ChemMedChem. 2017 Feb 3;12(3):257-270. doi: 10.1002/cmdc.201600563. Epub 2017 Jan 12.
We report an extensive "heteroarene scan" of triazine nitrile ligands of the cysteine protease human cathepsin L (hCatL) to investigate π-stacking on the peptide amide bond Gly67-Gly68 at the entrance of the S3 pocket. This heteroarene⋅⋅⋅peptide bond stacking was supported by a co-crystal structure of an imidazopyridine ligand with hCatL. Inhibitory constants (K ) are strongly influenced by the diverse nature of the heterocycles and specific interactions with the local environment of the S3 pocket. Binding affinities vary by three orders of magnitude. All heteroaromatic ligands feature enhanced binding by comparison with hydrocarbon analogues. Predicted energetic contributions from the orientation of the local dipole moments of heteroarene and peptide bond could not be confirmed. Binding of benzothienyl (K =4 nm) and benzothiazolyl (K =17 nm) ligands was enhanced by intermolecular C-S⋅⋅⋅O=C interactions (chalcogen bonding) with the backbone C=O of Asn66 in the S3 pocket. The ligands were also tested for the related enzyme rhodesain.

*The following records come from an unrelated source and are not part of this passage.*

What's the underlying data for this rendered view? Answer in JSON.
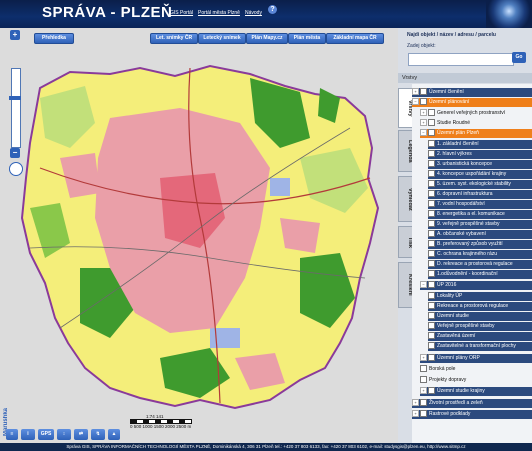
{
  "header": {
    "title": "SPRÁVA - PLZEŇ",
    "links": [
      "GIS Portál",
      "Portál města Plzně",
      "Návody"
    ],
    "help_label": "?"
  },
  "map": {
    "prehledka_label": "Přehledka",
    "basemap_buttons": [
      "Let. snímky ČR",
      "Letecký snímek",
      "Plán Mapy.cz",
      "Plán města",
      "Základní mapa ČR"
    ],
    "zoom_in": "+",
    "zoom_out": "−",
    "scale_label": "1:74 141",
    "scale_ticks": "0    500  1000 1500 2000 2500 m",
    "brand_label": "Marushka",
    "tool_gps": "GPS"
  },
  "panel": {
    "search_heading": "Najdi objekt / název / adresu / parcelu",
    "search_label": "Zadej objekt:",
    "search_value": "",
    "go_label": "Go",
    "layers_heading": "Vrstvy",
    "tabs": [
      "Vrstvy",
      "Legenda",
      "Vyhledat",
      "Tisk",
      "Kreslení"
    ],
    "tree": [
      {
        "label": "Územní členění"
      },
      {
        "label": "Územní plánování"
      },
      {
        "label": "Generel veřejných prostranství"
      },
      {
        "label": "Studie Roudné"
      },
      {
        "label": "Územní plán Plzeň"
      },
      {
        "label": "1. základní členění"
      },
      {
        "label": "2. hlavní výkres"
      },
      {
        "label": "3. urbanistická koncepce"
      },
      {
        "label": "4. koncepce uspořádání krajiny"
      },
      {
        "label": "5. územ. syst. ekologické stability"
      },
      {
        "label": "6. dopravní infrastruktura"
      },
      {
        "label": "7. vodní hospodářství"
      },
      {
        "label": "8. energetika a el. komunikace"
      },
      {
        "label": "9. veřejně prospěšné stavby"
      },
      {
        "label": "A. občanské vybavení"
      },
      {
        "label": "B. preferovaný způsob využití"
      },
      {
        "label": "C. ochrana krajinného rázu"
      },
      {
        "label": "D. rekreace a prostorová regulace"
      },
      {
        "label": "1.odůvodnění - koordinační"
      },
      {
        "label": "ÚP 2016"
      },
      {
        "label": "Lokality ÚP"
      },
      {
        "label": "Rekreace a prostorová regulace"
      },
      {
        "label": "Územní studie"
      },
      {
        "label": "Veřejně prospěšné stavby"
      },
      {
        "label": "Zastavěná území"
      },
      {
        "label": "Zastavitelné a transformační plochy"
      },
      {
        "label": "Územní plány ORP"
      },
      {
        "label": "Borská pole"
      },
      {
        "label": "Projekty dopravy"
      },
      {
        "label": "Územní studie krajiny"
      },
      {
        "label": "Životní prostředí a zeleň"
      },
      {
        "label": "Rastrové podklady"
      }
    ]
  },
  "footer": {
    "text": "Správa GIS, SPRÁVA INFORMAČNÍCH TECHNOLOGIÍ MĚSTA PLZNĚ, Dominikánská 4, 306 31 Plzeň tel.: +420 37 803 6133, fax: +420 37 803 6102, e-mail: studysgis@plzen.eu, http://www.sitmp.cz"
  },
  "colors": {
    "header_bg": "#0d2e6c",
    "accent_blue": "#2f62b8",
    "selected_orange": "#ef7f1a",
    "map_residential": "#ea9fa8",
    "map_green": "#3f9b2e",
    "map_yellow": "#f4ee7a"
  }
}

我们报道了对半胱氨酸蛋白酶人组织蛋白酶L(hCatL)的三嗪腈配体进行的广泛“杂芳烃扫描”,以研究S3口袋入口处肽酰胺键Gly67 - Gly68上的π-堆积。咪唑并吡啶配体与hCatL的共晶体结构支持了这种杂芳烃⋅⋅⋅肽键堆积。抑制常数(K)受到杂环的不同性质以及与S3口袋局部环境的特定相互作用的强烈影响。结合亲和力相差三个数量级。与烃类类似物相比,所有杂芳族配体均具有增强的结合能力。杂芳烃和肽键局部偶极矩取向的预测能量贡献无法得到证实。苯并噻吩基(K = 4 nm)和苯并噻唑基(K = 17 nm)配体通过与S3口袋中Asn66主链C=O的分子间C - S⋅⋅⋅O=C相互作用(硫属元素键合)增强了结合。还对相关酶罗得西亚锥虫蛋白酶测试了这些配体。